Escape the bustling city of Sydney for a day and step into a valley of mesmerizing mountains dense with Australian bushland and natural wonders. The Blue Mountains is one of the dreamiest destinations in the area, home to unique wildlife and breathtaking views. But where does the name Blue mountains come from?

The Blue Mountains Formation

Back million years ago, the sea completely covered the area. While the sea level was so high, bucket loads of residue dropped into the water, covering the floor and eventually compressing into sandstone and shale. Eventually, the water lowered, leaving behind hard rocks, and due to the continuous erosion by the water and weather, the rock slowly moulded into hills. Even further moulding came about after continuous volcanic eruptions caused lava to flow through the cracks of rock. All this took about 250 million years, the area naturally formed spectacular mountains, rock formations, deep canyons, cascading waterfalls, and lush forestland covering the area.

 The Reason behind the Blue

You may be confused about the name as the mountains look greener than blue with their lush bushlands carpeting the area. But the name is actually in fact due to the type of bushland inhabiting the mountains, more specifically, the eucalyptus tree! The eucalyptus’ are spread through mountain tops, being one of the most common plant types found around. The typical scorching sun of Sydney beams down on the area, hitting the treetop canopy. When a eucalyptus gets a certain temperature, they release an oil through their leaves. This oil fume mists the area and reflects against the light. Although this cannot be seen up close, at a distance, the light reflecting on the mist is quite clear, looking like a blue haze.

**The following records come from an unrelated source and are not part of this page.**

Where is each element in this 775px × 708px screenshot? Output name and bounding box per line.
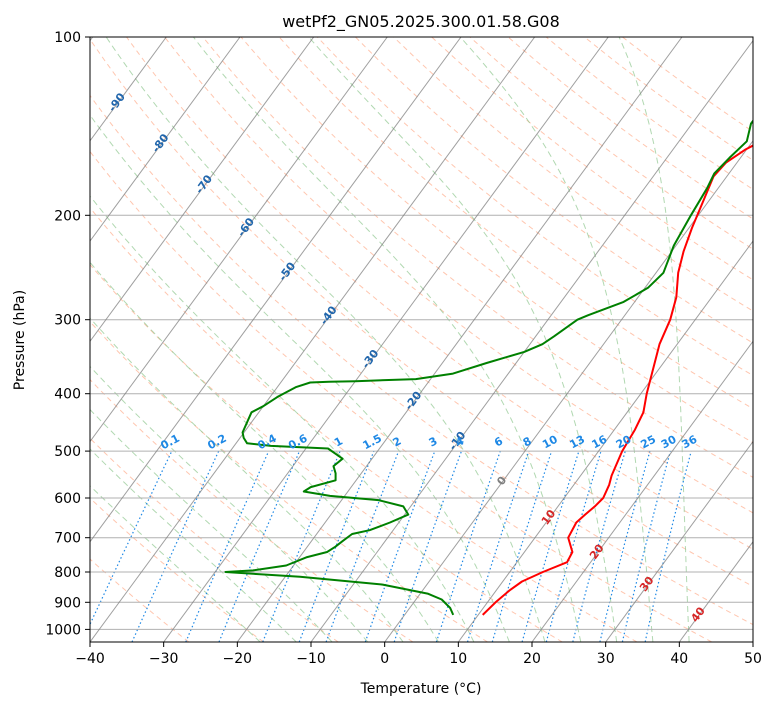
dry-adiabat xyxy=(316,37,753,377)
isotherm xyxy=(90,37,315,343)
y-tick-label: 600 xyxy=(54,491,81,507)
moist-adiabat xyxy=(193,37,582,642)
plot-frame xyxy=(89,36,754,643)
x-tick-label: 20 xyxy=(523,651,541,667)
dry-adiabat xyxy=(90,207,638,642)
moist-adiabat xyxy=(90,485,261,642)
chart-title: wetPf2_GN05.2025.300.01.58.G08 xyxy=(282,12,560,32)
x-tick-label: −40 xyxy=(75,651,105,667)
x-tick-label: −20 xyxy=(223,651,253,667)
y-tick-label: 900 xyxy=(54,595,81,611)
isotherm xyxy=(90,37,241,242)
mixing-ratio-line xyxy=(545,450,602,642)
mixing-ratio-line xyxy=(599,450,651,642)
dewpoint-profile xyxy=(224,119,753,616)
moist-adiabat xyxy=(90,408,333,642)
y-tick-label: 300 xyxy=(54,313,81,329)
y-axis-label: Pressure (hPa) xyxy=(12,290,28,390)
dry-adiabat xyxy=(90,378,414,642)
isotherm xyxy=(90,37,536,642)
isotherm xyxy=(605,440,753,642)
moist-adiabats xyxy=(90,37,690,642)
dry-adiabat xyxy=(393,37,753,312)
dry-adiabat xyxy=(90,558,190,642)
y-tick-label: 500 xyxy=(54,444,81,460)
mixing-ratio-label: 36 xyxy=(680,433,700,452)
mixing-ratio-line xyxy=(364,450,436,642)
x-axis: −40 −30 −20 −10 0 10 20 30 40 50 xyxy=(75,642,762,667)
x-tick-label: −10 xyxy=(296,651,326,667)
mixing-ratio-line xyxy=(621,450,671,642)
dry-adiabat xyxy=(240,37,753,444)
mixing-ratio-label: 16 xyxy=(590,433,610,452)
dry-adiabat xyxy=(90,38,753,587)
profile-series xyxy=(224,119,753,616)
moist-adiabat xyxy=(90,448,297,642)
dry-adiabat xyxy=(90,263,563,642)
x-tick-label: 40 xyxy=(670,651,688,667)
y-tick-label: 400 xyxy=(54,387,81,403)
mixing-ratio-line xyxy=(218,450,301,642)
dry-adiabat xyxy=(90,150,712,642)
pressure-gridlines xyxy=(90,37,753,630)
mixing-ratio-label: 13 xyxy=(567,433,587,452)
mixing-ratio-label: 30 xyxy=(659,433,679,452)
mixing-ratio-line xyxy=(185,450,270,642)
moist-adiabat xyxy=(459,37,654,642)
moist-adiabat xyxy=(90,365,369,642)
mixing-ratio-line xyxy=(466,450,530,642)
x-tick-label: 30 xyxy=(597,651,615,667)
mixing-ratio-label: 25 xyxy=(638,433,658,452)
mixing-ratio-line xyxy=(435,450,501,642)
dry-adiabat xyxy=(164,37,753,514)
mixing-ratio-line xyxy=(521,450,580,642)
x-tick-label: 50 xyxy=(744,651,762,667)
mixing-ratio-line xyxy=(298,450,375,642)
mixing-ratio-label: 20 xyxy=(614,433,634,452)
isotherm xyxy=(90,37,388,443)
mixing-ratio-labels: 0.1 0.2 0.4 0.6 1 1.5 2 3 4 6 8 10 13 16 20 25 30 36 xyxy=(158,432,699,453)
isotherm xyxy=(163,37,609,642)
isotherm xyxy=(531,340,753,642)
isotherm xyxy=(310,39,753,642)
x-tick-label: 10 xyxy=(449,651,467,667)
y-tick-label: 700 xyxy=(54,531,81,547)
mixing-ratio-line xyxy=(325,450,400,642)
mixing-ratio-line xyxy=(262,450,341,642)
isotherm xyxy=(90,37,167,142)
moist-adiabat xyxy=(105,37,546,642)
isotherm xyxy=(236,37,683,642)
isotherm xyxy=(384,139,753,642)
y-axis: 100 200 300 400 500 600 700 800 900 1000 xyxy=(45,30,90,638)
x-axis-label: Temperature (°C) xyxy=(360,681,482,697)
y-tick-label: 200 xyxy=(54,208,81,224)
moist-adiabat xyxy=(308,37,618,642)
mixing-ratio-label: 10 xyxy=(540,433,560,452)
mixing-ratio-line xyxy=(491,450,553,642)
moist-adiabat xyxy=(90,317,404,642)
temperature-profile xyxy=(482,144,753,616)
mixing-ratio-lines xyxy=(90,450,692,642)
y-tick-label: 100 xyxy=(54,30,81,46)
moist-adiabat xyxy=(90,195,475,642)
moist-adiabat xyxy=(90,114,510,642)
isotherm xyxy=(457,240,753,642)
x-tick-label: 0 xyxy=(380,651,389,667)
moist-adiabat xyxy=(618,37,690,642)
dry-adiabat xyxy=(90,94,753,626)
y-tick-label: 800 xyxy=(54,565,81,581)
x-tick-label: −30 xyxy=(149,651,179,667)
mixing-ratio-line xyxy=(572,450,626,642)
y-tick-label: 1000 xyxy=(45,622,81,638)
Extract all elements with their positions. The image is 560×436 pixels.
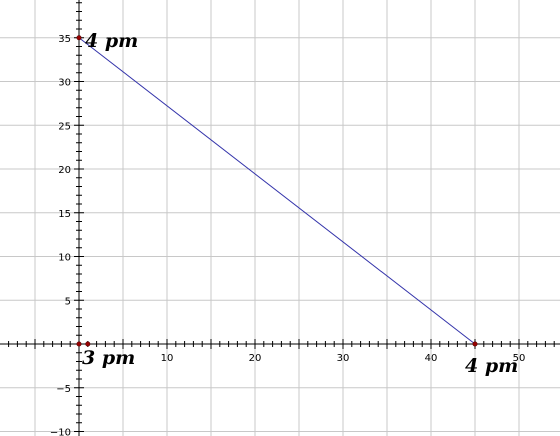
y-tick-label: 10 — [58, 253, 71, 264]
y-tick-label: 5 — [65, 296, 71, 307]
x-tick-label: 40 — [425, 353, 438, 364]
data-point — [76, 35, 82, 41]
data-point — [472, 341, 478, 347]
y-tick-label: −5 — [56, 384, 71, 395]
data-point — [85, 341, 91, 347]
series-layer — [78, 37, 476, 345]
series-line — [78, 37, 476, 345]
y-tick-label: 15 — [58, 209, 71, 220]
y-tick-label: 25 — [58, 121, 71, 132]
y-tick-label: 20 — [58, 165, 71, 176]
y-tick-label: 30 — [58, 78, 71, 89]
data-point — [76, 341, 82, 347]
ticks: 10 20 30 40 50 −10 −5 5 10 15 20 25 30 35 — [8, 2, 555, 436]
x-tick-label: 20 — [249, 353, 262, 364]
annotations-layer: 4 pm 3 pm 4 pm — [82, 30, 518, 377]
points-layer — [76, 35, 478, 347]
annotation-label: 3 pm — [82, 347, 135, 369]
annotation-label: 4 pm — [465, 355, 518, 377]
annotation-label: 4 pm — [85, 30, 138, 52]
x-tick-label: 30 — [337, 353, 350, 364]
y-tick-label: −10 — [50, 428, 71, 436]
x-tick-label: 50 — [513, 353, 526, 364]
y-tick-label: 35 — [58, 34, 71, 45]
x-tick-label: 10 — [161, 353, 174, 364]
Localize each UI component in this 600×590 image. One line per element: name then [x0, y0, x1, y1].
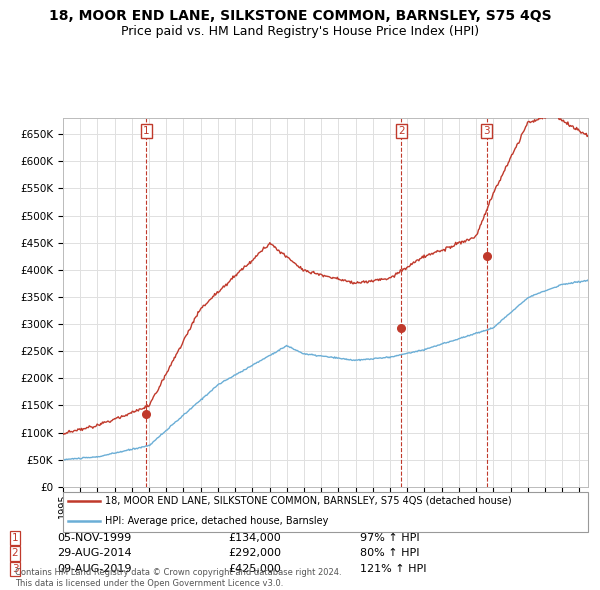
Text: £292,000: £292,000	[228, 549, 281, 558]
Text: 97% ↑ HPI: 97% ↑ HPI	[360, 533, 419, 543]
Text: 18, MOOR END LANE, SILKSTONE COMMON, BARNSLEY, S75 4QS: 18, MOOR END LANE, SILKSTONE COMMON, BAR…	[49, 9, 551, 23]
Text: HPI: Average price, detached house, Barnsley: HPI: Average price, detached house, Barn…	[105, 516, 328, 526]
Text: £425,000: £425,000	[228, 564, 281, 573]
Text: 3: 3	[11, 564, 19, 573]
Text: Contains HM Land Registry data © Crown copyright and database right 2024.
This d: Contains HM Land Registry data © Crown c…	[15, 568, 341, 588]
Text: Price paid vs. HM Land Registry's House Price Index (HPI): Price paid vs. HM Land Registry's House …	[121, 25, 479, 38]
Text: 121% ↑ HPI: 121% ↑ HPI	[360, 564, 427, 573]
Text: 3: 3	[483, 126, 490, 136]
Text: 09-AUG-2019: 09-AUG-2019	[57, 564, 131, 573]
Text: 18, MOOR END LANE, SILKSTONE COMMON, BARNSLEY, S75 4QS (detached house): 18, MOOR END LANE, SILKSTONE COMMON, BAR…	[105, 496, 512, 506]
FancyBboxPatch shape	[63, 492, 588, 532]
Text: 29-AUG-2014: 29-AUG-2014	[57, 549, 131, 558]
Text: 2: 2	[11, 549, 19, 558]
Text: 05-NOV-1999: 05-NOV-1999	[57, 533, 131, 543]
Text: 80% ↑ HPI: 80% ↑ HPI	[360, 549, 419, 558]
Text: 1: 1	[143, 126, 150, 136]
Text: 1: 1	[11, 533, 19, 543]
Text: 2: 2	[398, 126, 405, 136]
Text: £134,000: £134,000	[228, 533, 281, 543]
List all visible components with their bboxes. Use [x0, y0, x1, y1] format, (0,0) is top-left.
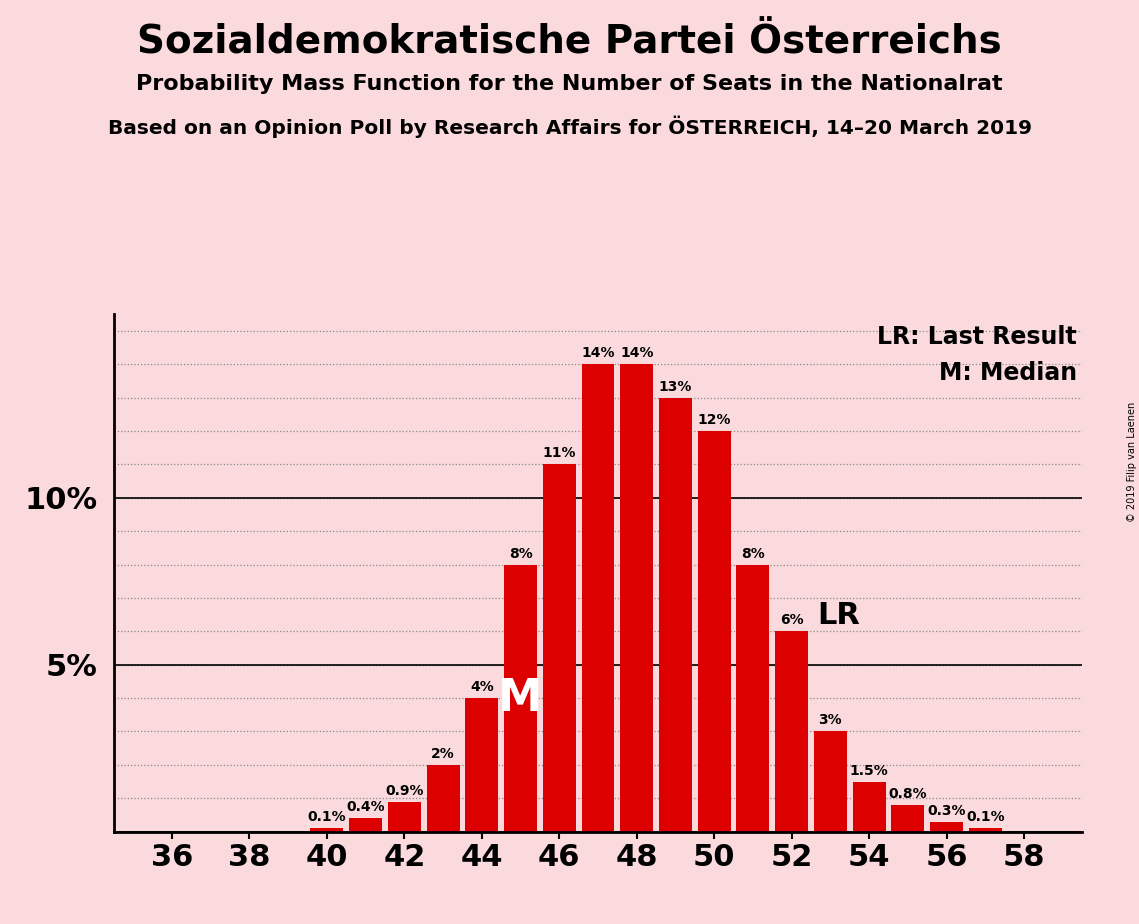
- Text: 0.4%: 0.4%: [346, 800, 385, 814]
- Text: © 2019 Filip van Laenen: © 2019 Filip van Laenen: [1126, 402, 1137, 522]
- Bar: [311, 828, 343, 832]
- Text: 2%: 2%: [432, 747, 454, 760]
- Text: LR: LR: [817, 601, 860, 629]
- Text: 0.1%: 0.1%: [308, 810, 346, 824]
- Text: 0.1%: 0.1%: [966, 810, 1005, 824]
- Text: 13%: 13%: [658, 380, 693, 394]
- Bar: [582, 364, 614, 832]
- Bar: [737, 565, 769, 832]
- Text: 0.9%: 0.9%: [385, 784, 424, 797]
- Bar: [892, 805, 924, 832]
- Text: LR: Last Result: LR: Last Result: [877, 324, 1077, 348]
- Text: Based on an Opinion Poll by Research Affairs for ÖSTERREICH, 14–20 March 2019: Based on an Opinion Poll by Research Aff…: [107, 116, 1032, 138]
- Bar: [814, 732, 846, 832]
- Bar: [543, 465, 575, 832]
- Bar: [621, 364, 653, 832]
- Text: 0.8%: 0.8%: [888, 787, 927, 801]
- Bar: [427, 765, 459, 832]
- Text: 1.5%: 1.5%: [850, 763, 888, 777]
- Bar: [969, 828, 1001, 832]
- Text: 4%: 4%: [470, 680, 493, 694]
- Bar: [505, 565, 536, 832]
- Bar: [776, 631, 808, 832]
- Text: Sozialdemokratische Partei Österreichs: Sozialdemokratische Partei Österreichs: [137, 23, 1002, 61]
- Text: 11%: 11%: [542, 446, 576, 460]
- Bar: [853, 782, 885, 832]
- Text: 12%: 12%: [697, 413, 731, 427]
- Text: Probability Mass Function for the Number of Seats in the Nationalrat: Probability Mass Function for the Number…: [137, 74, 1002, 94]
- Text: 3%: 3%: [819, 713, 842, 727]
- Text: M: M: [499, 676, 542, 720]
- Bar: [659, 397, 691, 832]
- Text: 14%: 14%: [620, 346, 654, 360]
- Bar: [466, 698, 498, 832]
- Text: 6%: 6%: [780, 614, 803, 627]
- Bar: [931, 821, 962, 832]
- Text: 14%: 14%: [581, 346, 615, 360]
- Text: M: Median: M: Median: [939, 360, 1077, 384]
- Text: 0.3%: 0.3%: [927, 804, 966, 818]
- Bar: [388, 801, 420, 832]
- Text: 8%: 8%: [509, 546, 532, 561]
- Bar: [698, 431, 730, 832]
- Bar: [350, 819, 382, 832]
- Text: 8%: 8%: [741, 546, 764, 561]
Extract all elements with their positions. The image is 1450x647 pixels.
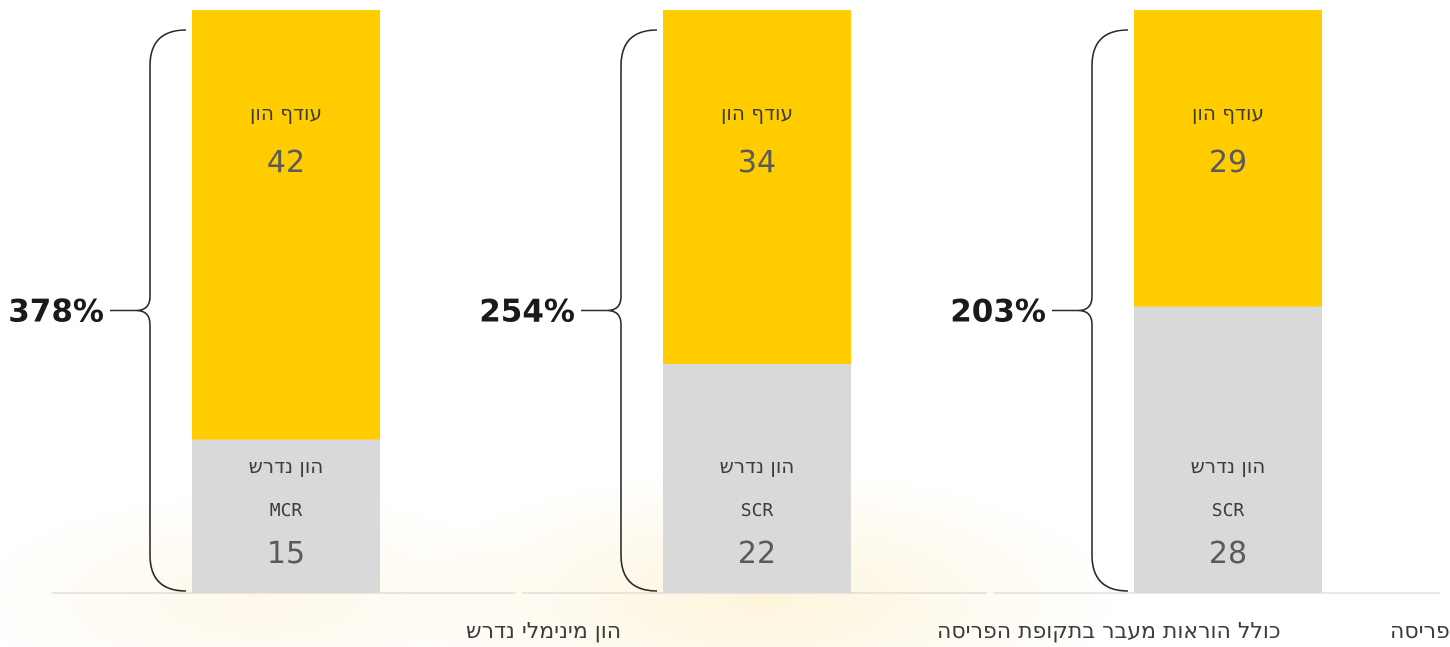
category-label: כולל הוראות מעבר בתקופת הפריסה — [937, 619, 1280, 644]
surplus-value-label: 29 — [1209, 145, 1247, 180]
bar-capital-surplus — [663, 10, 851, 364]
required-capital-code: MCR — [270, 500, 303, 521]
bar-capital-surplus — [192, 10, 380, 440]
required-capital-code: SCR — [1212, 500, 1245, 521]
solvency-ratio-label: 203% — [950, 294, 1046, 330]
surplus-label: עודף הון — [250, 101, 322, 125]
bar-required-capital — [1134, 306, 1322, 593]
category-label: הון מינימלי נדרש — [466, 619, 621, 644]
bar-capital-surplus — [1134, 10, 1322, 307]
required-capital-label: הון נדרש — [249, 454, 324, 478]
required-capital-value-label: 28 — [1209, 536, 1247, 571]
bar-required-capital — [192, 439, 380, 593]
surplus-label: עודף הון — [1192, 101, 1264, 125]
required-capital-value-label: 15 — [267, 536, 305, 571]
required-capital-value-label: 22 — [738, 536, 776, 571]
total-bracket — [1077, 29, 1129, 592]
required-capital-code: SCR — [741, 500, 774, 521]
solvency-ratio-label: 254% — [479, 294, 575, 330]
total-bracket — [135, 29, 187, 592]
surplus-value-label: 34 — [738, 145, 776, 180]
solvency-ratio-label: 378% — [8, 294, 104, 330]
category-label: ללא הוראות מעבר לתקופת הפריסה — [1390, 619, 1450, 644]
surplus-label: עודף הון — [721, 101, 793, 125]
total-bracket — [606, 29, 658, 592]
required-capital-label: הון נדרש — [1191, 454, 1266, 478]
bar-required-capital — [663, 363, 851, 593]
surplus-value-label: 42 — [267, 145, 305, 180]
required-capital-label: הון נדרש — [720, 454, 795, 478]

When looking at the mountains from Sydney, the oil fog covers the entire range, resulting in the mountains to look blue from afar.

The Blue Mountains History

Due to its size, there is a rich history in each section of Mountain. With six separate Aboriginal tribes who hold connections with this land. They include Darug, Gundungurra, Dharawal, Darkinjung, Wanaruah and Wiradjuri. European settlers did not venture into the area until 1813 as the land was thick in the impermeable forest. However, soon parts with cut down to make room for open plains for farming and settlement.